То лето Джеку запомнилось ощущением прохладной земли под ногтями и весомостью грядущего открытия, к которому вело каждое ведро. Вивиан же помнила, как от многочасового сидения на ветках у нее разболелись мышцы. Помнила размазанную по скулам Джека темно-коричневую грязь и как кривилось его лицо, когда из самой глубины раскопок он вытаскивал большой камень. Помнила, как его мокрые от пота волосы прядями спадали на лоб. А лучше всего помнила ощущение рези в животе, от которой она, разорвав подол крошечного свадебного платья, спрыгнула с дерева и подошла к краю той большой ямы.

Мальчик из глубины раскопок поднял на Вивиан глаза и, жмурясь от солнца, спросил:

— Хочешь знать, чем я занимаюсь?

— Да, — кивнула Вивиан, встав так, чтобы земля не ссыпалась обратно в яму.

— Хорошо. Но придется подождать. Ну, пока я не закончу. Вот тогда сама все увидишь. — Вытащив что-то из земли и аккуратно зажав в кулаке, он опустил это в рядом стоящее ведро. — Ты не против подождать?

Вивиан покачала головой. Нет, она не против.

Тогда он улыбнулся, и резкая боль в животе снова дала о себе знать — только много позже она поняла, что это были приливы желания.

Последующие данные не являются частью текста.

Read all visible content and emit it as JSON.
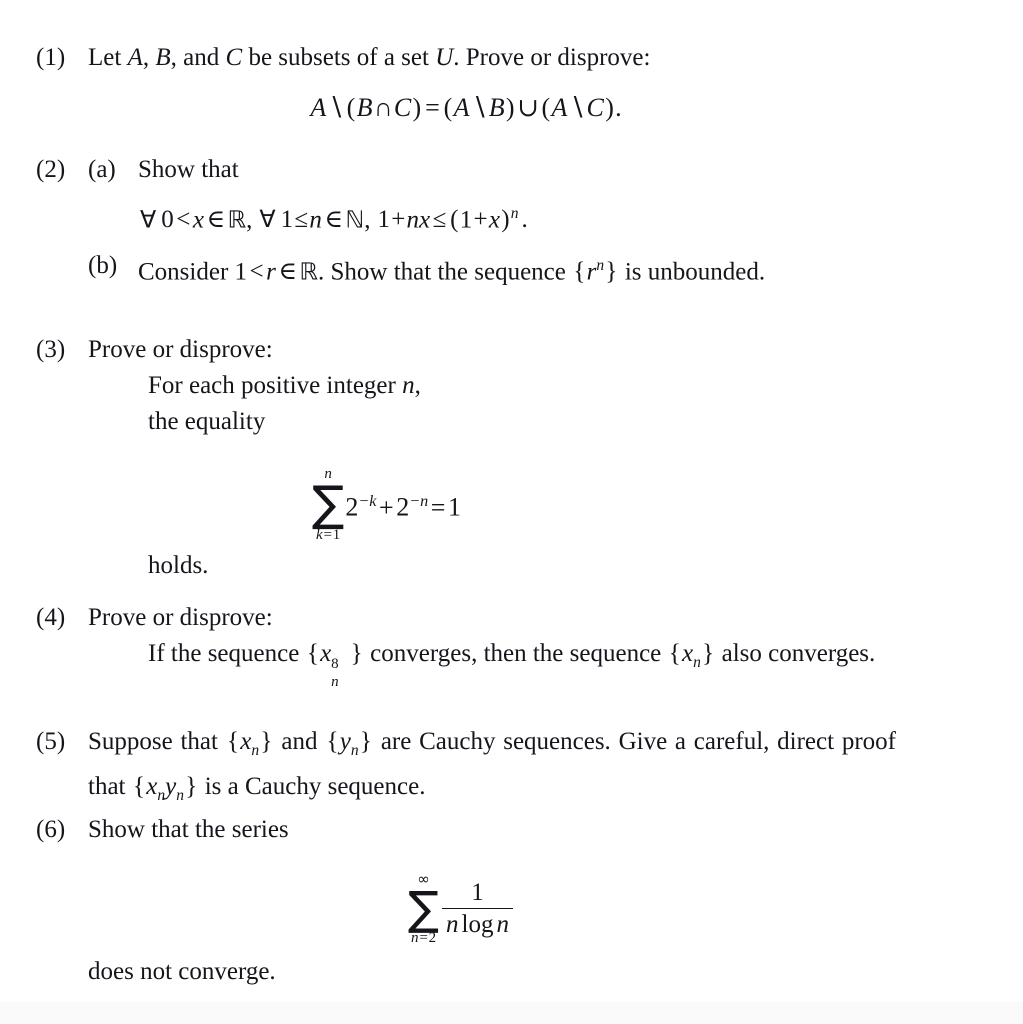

Я иногда жалею, что никогда не увижу свою мать такой, как она была в детстве, — буйной и непослушной, вечно куда-то несущейся с развевающимися за спиной волосами и разинутым в ликующем крике ртом. И мне интересно, какой была бы ее жизнь, не встреть она Джека Гриффита, сына Беатрис и Джона. Появился бы у нее тогда пекарский талант, как у бабушки?

Говорят, все происходит по заведенному распорядку. Бабушка влюблялась трижды до наступления кануна своего девятнадцатилетия. Мама нашла свою любовь в соседском мальчишке в шесть лет. А я… Я родилась с крыльями — неприспособленный к жизни человек, не смеющий рассчитывать на что-то грандиозное вроде любви. Ведь только наша судьба, наша фортуна распоряжается таким, не правда ли?

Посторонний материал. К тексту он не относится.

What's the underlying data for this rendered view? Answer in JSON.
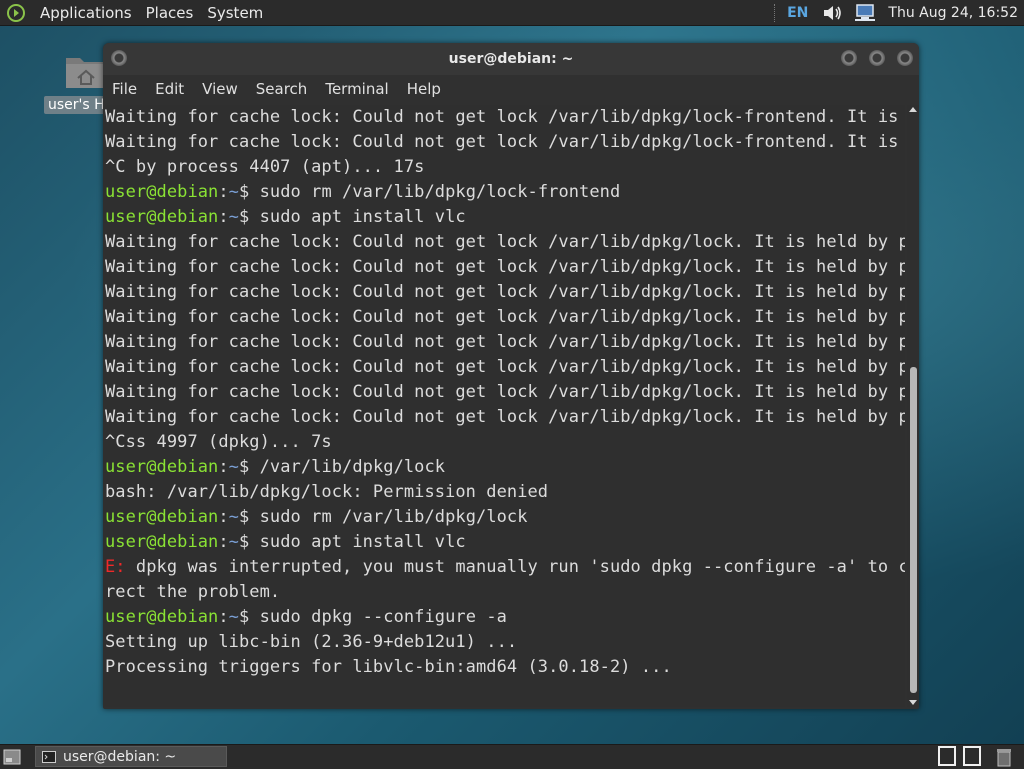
{
  "top_panel": {
    "menus": [
      "Applications",
      "Places",
      "System"
    ],
    "keyboard_layout": "EN",
    "clock": "Thu Aug 24, 16:52"
  },
  "desktop": {
    "home_icon_label": "user's H"
  },
  "terminal": {
    "title": "user@debian: ~",
    "menu": [
      "File",
      "Edit",
      "View",
      "Search",
      "Terminal",
      "Help"
    ],
    "prompt": {
      "user": "user@debian",
      "sep": ":",
      "path": "~",
      "symbol": "$ "
    },
    "lines": [
      {
        "kind": "out",
        "text": "Waiting for cache lock: Could not get lock /var/lib/dpkg/lock-frontend. It is he"
      },
      {
        "kind": "out",
        "text": "Waiting for cache lock: Could not get lock /var/lib/dpkg/lock-frontend. It is he"
      },
      {
        "kind": "out",
        "text": "^C by process 4407 (apt)... 17s"
      },
      {
        "kind": "cmd",
        "text": "sudo rm /var/lib/dpkg/lock-frontend"
      },
      {
        "kind": "cmd",
        "text": "sudo apt install vlc"
      },
      {
        "kind": "out",
        "text": "Waiting for cache lock: Could not get lock /var/lib/dpkg/lock. It is held by pro"
      },
      {
        "kind": "out",
        "text": "Waiting for cache lock: Could not get lock /var/lib/dpkg/lock. It is held by pro"
      },
      {
        "kind": "out",
        "text": "Waiting for cache lock: Could not get lock /var/lib/dpkg/lock. It is held by pro"
      },
      {
        "kind": "out",
        "text": "Waiting for cache lock: Could not get lock /var/lib/dpkg/lock. It is held by pro"
      },
      {
        "kind": "out",
        "text": "Waiting for cache lock: Could not get lock /var/lib/dpkg/lock. It is held by pro"
      },
      {
        "kind": "out",
        "text": "Waiting for cache lock: Could not get lock /var/lib/dpkg/lock. It is held by pro"
      },
      {
        "kind": "out",
        "text": "Waiting for cache lock: Could not get lock /var/lib/dpkg/lock. It is held by pro"
      },
      {
        "kind": "out",
        "text": "Waiting for cache lock: Could not get lock /var/lib/dpkg/lock. It is held by pro"
      },
      {
        "kind": "out",
        "text": "^Css 4997 (dpkg)... 7s"
      },
      {
        "kind": "cmd",
        "text": "/var/lib/dpkg/lock"
      },
      {
        "kind": "out",
        "text": "bash: /var/lib/dpkg/lock: Permission denied"
      },
      {
        "kind": "cmd",
        "text": "sudo rm /var/lib/dpkg/lock"
      },
      {
        "kind": "cmd",
        "text": "sudo apt install vlc"
      },
      {
        "kind": "err",
        "prefix": "E: ",
        "text": "dpkg was interrupted, you must manually run 'sudo dpkg --configure -a' to cor"
      },
      {
        "kind": "out",
        "text": "rect the problem."
      },
      {
        "kind": "cmd",
        "text": "sudo dpkg --configure -a"
      },
      {
        "kind": "out",
        "text": "Setting up libc-bin (2.36-9+deb12u1) ..."
      },
      {
        "kind": "out",
        "text": "Processing triggers for libvlc-bin:amd64 (3.0.18-2) ..."
      }
    ]
  },
  "taskbar": {
    "task_label": "user@debian: ~"
  },
  "colors": {
    "prompt_user": "#8ae234",
    "prompt_path": "#7a9fd4",
    "error": "#ef2929"
  }
}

Хотя, возможно, я пыталась убедить себя в этом. А что мне еще оставалось делать, ведь я была отклонением от нормы, неприкасаемой, изгоем? Что я могла сказать, когда ночью лежала одна и ко мне приходили тени? Как еще я могла усмирить буханье своего сердца, если не словами «Это моя судьба»? Что мне было делать, кроме как слепо следовать ей?

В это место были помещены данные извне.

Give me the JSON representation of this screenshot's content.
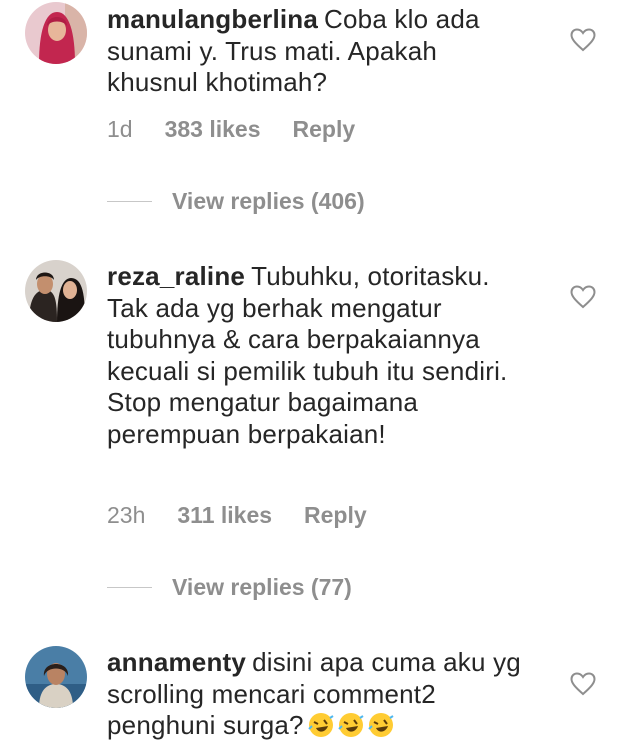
{
  "comments": [
    {
      "username": "manulangberlina",
      "text": "Coba  klo  ada sunami  y. Trus  mati. Apakah khusnul  khotimah?",
      "time": "1d",
      "likes": "383 likes",
      "reply": "Reply",
      "view_replies": "View replies (406)"
    },
    {
      "username": "reza_raline",
      "text": "Tubuhku, otoritasku. Tak ada yg berhak mengatur tubuhnya & cara berpakaiannya kecuali si pemilik tubuh itu sendiri. Stop mengatur bagaimana perempuan berpakaian!",
      "time": "23h",
      "likes": "311 likes",
      "reply": "Reply",
      "view_replies": "View replies (77)"
    },
    {
      "username": "annamenty",
      "text": "disini apa cuma aku yg scrolling mencari comment2 penghuni surga?"
    }
  ],
  "icons": {
    "like": "heart-outline-icon",
    "emoji": "rolling-on-floor-laughing-emoji"
  }
}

Вивиан и Джек были неразлучны весь остаток лета и школьного года. Мальчишки из округи нещадно дразнили Джека, пока не поняли, что Вивиан Лавендер бегает быстрее и плюется дальше любого из них. А еще она придумывала самые лучшие игры: именно маме пришла в голову остроумная мысль прямо на школьном дворе вызвать на поединок ребят, приехавших автобусом из Финни-ридж. Это соперничество потом продолжалось семь лет — пока Америка не вступила во Вторую мировую войну. Тогда роли в играх ненадолго перераспределились — американские солдаты против япошек, — но играть оказалось неинтересно, так как взрослые играли свой вариант той же игры.

Девчонки из округи почти не обращали внимания на дружбу Джека с Вивиан Лавендер. Вивиан вряд ли входила в число тех, кого хотят в подружки. Она, кажется, даже время проводила не так, как другие девчонки. Никогда не устраивала кукольных чаепитий и, наверное, даже не знала, как себя вести на чаепитии, где и чая-то не было. Их интерес к Джеку со временем рос. К тому моменту девочки едва ли хотели его в друзья, и каждая считала, что при необходимости без труда отобьет его у Вивиан Лавендер.

Глава пятая

Джон Гриффит принял решение в отношении Эмильен Лавендер уже давно. А решений своих Джон Гриффит не менял. Присмотревшись получше, можно было увидеть, что отношение Джона Гриффита к Эмильен Лавендер зиждилось на чувстве более мощном, чем ненависть.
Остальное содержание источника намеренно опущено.